What’s the difference between Session-based authentication and JWTs?
Here’s a simple breakdown for both approaches:
Session-Based Authentication
In this approach, you store the session information in a database or session store and hand over a session ID to the user.
Think of it like a passenger getting just the Ticket ID of their flight while all other details are stored in the airline’s database.
Here’s how it works:
1 - The user makes a login request and the frontend app sends the request to the backend server.
2 - The backend creates a session using a secret key and stores the data in session storage.
3 - The server sends a cookie back to the client with the unique session ID.

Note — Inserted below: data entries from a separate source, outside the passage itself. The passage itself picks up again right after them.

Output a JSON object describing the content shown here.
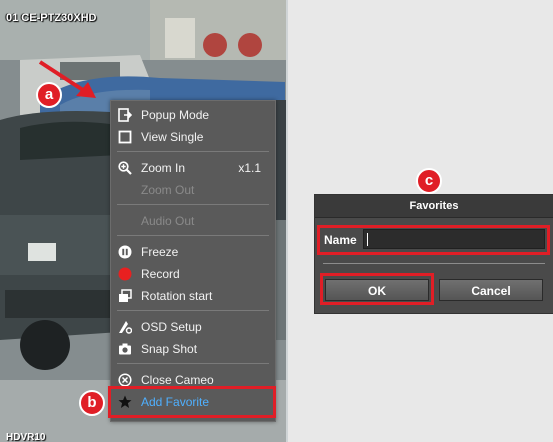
{
  "camera": {
    "title": "01 CE-PTZ30XHD",
    "bottom_label": "HDVR10"
  },
  "context_menu": {
    "items": [
      {
        "id": "popup-mode",
        "label": "Popup Mode",
        "icon": "popup-icon",
        "enabled": true
      },
      {
        "id": "view-single",
        "label": "View Single",
        "icon": "square-icon",
        "enabled": true
      },
      {
        "id": "zoom-in",
        "label": "Zoom In",
        "icon": "zoom-in-icon",
        "shortcut": "x1.1",
        "enabled": true
      },
      {
        "id": "zoom-out",
        "label": "Zoom Out",
        "icon": "",
        "enabled": false
      },
      {
        "id": "audio-out",
        "label": "Audio Out",
        "icon": "",
        "enabled": false
      },
      {
        "id": "freeze",
        "label": "Freeze",
        "icon": "pause-icon",
        "enabled": true
      },
      {
        "id": "record",
        "label": "Record",
        "icon": "record-icon",
        "enabled": true
      },
      {
        "id": "rotation-start",
        "label": "Rotation start",
        "icon": "rotation-icon",
        "enabled": true
      },
      {
        "id": "osd-setup",
        "label": "OSD Setup",
        "icon": "osd-icon",
        "enabled": true
      },
      {
        "id": "snap-shot",
        "label": "Snap Shot",
        "icon": "camera-icon",
        "enabled": true
      },
      {
        "id": "close-cameo",
        "label": "Close Cameo",
        "icon": "close-circle-icon",
        "enabled": true
      },
      {
        "id": "add-favorite",
        "label": "Add Favorite",
        "icon": "star-icon",
        "enabled": true,
        "highlighted": true
      }
    ]
  },
  "callouts": {
    "a": "a",
    "b": "b",
    "c": "c"
  },
  "favorites_dialog": {
    "title": "Favorites",
    "name_label": "Name",
    "name_value": "",
    "ok_label": "OK",
    "cancel_label": "Cancel"
  },
  "colors": {
    "callout_red": "#e01e26",
    "highlight_text": "#4fb0ff",
    "menu_bg": "#5a5a5a",
    "dialog_bg": "#4a4a4a"
  }
}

4 - The user makes a new request and the browser sends the session ID along with the request.
5 - The server authenticates the user using the session ID.
JWT-Based Authentication
In the JWT-based approach, you don’t store the session information in the session store.
The entire information is available within the token.
Think of it like getting the flight ticket along with all the details available on the ticket but encoded.
Here’s how it works:
1 - The user makes a login request and it goes to the backend server.
2 - The server verifies the credentials and issues a JWT. The JWT is signed using a private key and no session storage is involved.
3 - The JWT is passed to the client, either as a cookie or in the response body. Both approaches have their pros and cons but we’ve gone with the cookie approach.
4 - For every subsequent request, the browser sends the cookie with the JWT.
5 - The server verifies the JWT using the secret private key and extracts the user info.